On 26/02/2020 09:35, Stewart Bryant wrote:
On 20 Feb 2020, at 02:18, John C Klensin <john-ietf@xxxxxxx> wrote:
We do need Governments to ban the selling of new IPv4-only
domestic devices (CPE routers, TV's, game boxes, etc.).
We have been there and seen that or variations on it tried. In
some alternate reality, the last attempts were so successful
that TCP/IP and all other competing solutions died out, leaving
the world running entirely on an updated version of the OSI
stack (either connectionless or connection mode) today. In the
reality in which we (or most of us) actually live, government
attempts to advance networking by requiring some technologies
and banning others mostly lead to technological paralysis and
increased costs for all concerned.
Although ISO 8473 would have been a better platform than the IPv6 as we eventually settled on.

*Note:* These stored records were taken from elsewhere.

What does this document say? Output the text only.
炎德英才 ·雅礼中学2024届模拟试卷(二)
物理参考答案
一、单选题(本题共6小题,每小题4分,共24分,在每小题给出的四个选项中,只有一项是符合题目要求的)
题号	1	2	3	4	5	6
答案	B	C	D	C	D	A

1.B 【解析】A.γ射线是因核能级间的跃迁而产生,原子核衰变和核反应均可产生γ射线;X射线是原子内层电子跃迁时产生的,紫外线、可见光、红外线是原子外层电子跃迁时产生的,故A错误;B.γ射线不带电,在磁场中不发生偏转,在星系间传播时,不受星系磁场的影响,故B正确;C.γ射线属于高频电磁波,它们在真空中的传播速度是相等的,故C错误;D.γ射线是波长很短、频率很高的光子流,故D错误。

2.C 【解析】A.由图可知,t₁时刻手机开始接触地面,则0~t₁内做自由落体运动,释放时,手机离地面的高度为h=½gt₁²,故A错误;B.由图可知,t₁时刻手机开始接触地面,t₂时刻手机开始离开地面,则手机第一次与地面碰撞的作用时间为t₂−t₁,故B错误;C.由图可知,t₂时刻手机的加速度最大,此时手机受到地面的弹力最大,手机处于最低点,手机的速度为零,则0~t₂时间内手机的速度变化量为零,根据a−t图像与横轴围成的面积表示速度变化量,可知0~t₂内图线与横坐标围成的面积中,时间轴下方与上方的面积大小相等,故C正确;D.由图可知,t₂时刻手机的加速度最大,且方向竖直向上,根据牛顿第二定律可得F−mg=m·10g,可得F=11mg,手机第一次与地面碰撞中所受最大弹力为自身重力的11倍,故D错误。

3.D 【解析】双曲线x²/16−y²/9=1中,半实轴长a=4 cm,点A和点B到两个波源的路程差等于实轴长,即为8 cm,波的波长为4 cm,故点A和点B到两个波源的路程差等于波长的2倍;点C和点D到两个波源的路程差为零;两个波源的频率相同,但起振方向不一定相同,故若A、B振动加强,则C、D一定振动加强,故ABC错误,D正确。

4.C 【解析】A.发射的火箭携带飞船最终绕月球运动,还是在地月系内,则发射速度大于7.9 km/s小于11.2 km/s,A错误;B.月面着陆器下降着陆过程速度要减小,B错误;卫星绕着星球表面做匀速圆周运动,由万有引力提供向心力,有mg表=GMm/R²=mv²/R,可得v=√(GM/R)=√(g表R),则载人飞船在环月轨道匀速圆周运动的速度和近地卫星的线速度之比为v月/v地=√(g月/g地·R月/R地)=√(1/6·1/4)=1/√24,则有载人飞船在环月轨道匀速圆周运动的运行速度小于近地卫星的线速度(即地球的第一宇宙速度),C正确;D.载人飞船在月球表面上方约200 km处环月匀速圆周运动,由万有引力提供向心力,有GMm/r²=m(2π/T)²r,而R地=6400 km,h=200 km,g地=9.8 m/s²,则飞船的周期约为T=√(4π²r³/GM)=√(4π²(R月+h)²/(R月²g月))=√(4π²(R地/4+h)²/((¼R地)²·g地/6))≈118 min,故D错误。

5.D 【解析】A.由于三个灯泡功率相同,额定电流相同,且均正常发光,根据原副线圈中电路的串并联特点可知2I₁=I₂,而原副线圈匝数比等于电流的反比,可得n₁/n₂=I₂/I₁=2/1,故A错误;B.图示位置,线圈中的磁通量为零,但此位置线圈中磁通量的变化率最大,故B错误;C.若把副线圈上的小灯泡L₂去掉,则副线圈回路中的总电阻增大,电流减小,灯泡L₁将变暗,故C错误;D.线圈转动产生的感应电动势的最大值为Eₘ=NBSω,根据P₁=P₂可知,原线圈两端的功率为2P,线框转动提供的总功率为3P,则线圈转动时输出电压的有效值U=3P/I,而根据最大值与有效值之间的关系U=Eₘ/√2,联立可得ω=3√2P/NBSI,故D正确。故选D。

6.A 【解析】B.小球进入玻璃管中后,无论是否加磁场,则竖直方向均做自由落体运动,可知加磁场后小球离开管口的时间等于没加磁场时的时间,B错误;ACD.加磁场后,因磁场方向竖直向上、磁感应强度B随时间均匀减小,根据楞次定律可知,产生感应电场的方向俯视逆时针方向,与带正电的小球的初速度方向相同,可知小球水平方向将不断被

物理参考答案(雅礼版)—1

- It could support multiple address types, of variable length, which SR is teaching us that we need.
- It had a better checksum than that available in the transport layer, and would have meant that we could have avoided compulsory UDP c/s
- The protocol suite supported connection oriented which MPLS taught us that we needed.
Before my time, but was IPv4 designed before or after the Internet was released from the government to the public?

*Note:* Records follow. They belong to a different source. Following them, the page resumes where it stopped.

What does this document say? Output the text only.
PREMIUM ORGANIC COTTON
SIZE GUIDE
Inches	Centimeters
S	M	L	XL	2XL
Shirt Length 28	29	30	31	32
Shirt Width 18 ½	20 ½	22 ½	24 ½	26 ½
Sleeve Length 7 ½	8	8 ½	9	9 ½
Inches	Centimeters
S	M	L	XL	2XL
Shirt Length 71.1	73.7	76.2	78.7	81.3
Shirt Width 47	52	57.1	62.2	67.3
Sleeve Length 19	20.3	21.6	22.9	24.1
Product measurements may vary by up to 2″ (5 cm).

Way before, if I understand your question aright.
I see the start of the public internet as April, 1995, when commercial
activity, over and above applying for NSF grants, was permitted. This
enabled ISPs as we now know them.
IPv4? I date to RFC791, September 1981 although much of the technology
was fixed before then.
Tom Petch
Much of the success of the mobile phone industry arrises through standardisation, and if you read Stephen Temple’s book you understand the influence that the regulator (using spectrum availability as a leaver) had on forcing harmonisation.
So maybe governments do not always get it wrong.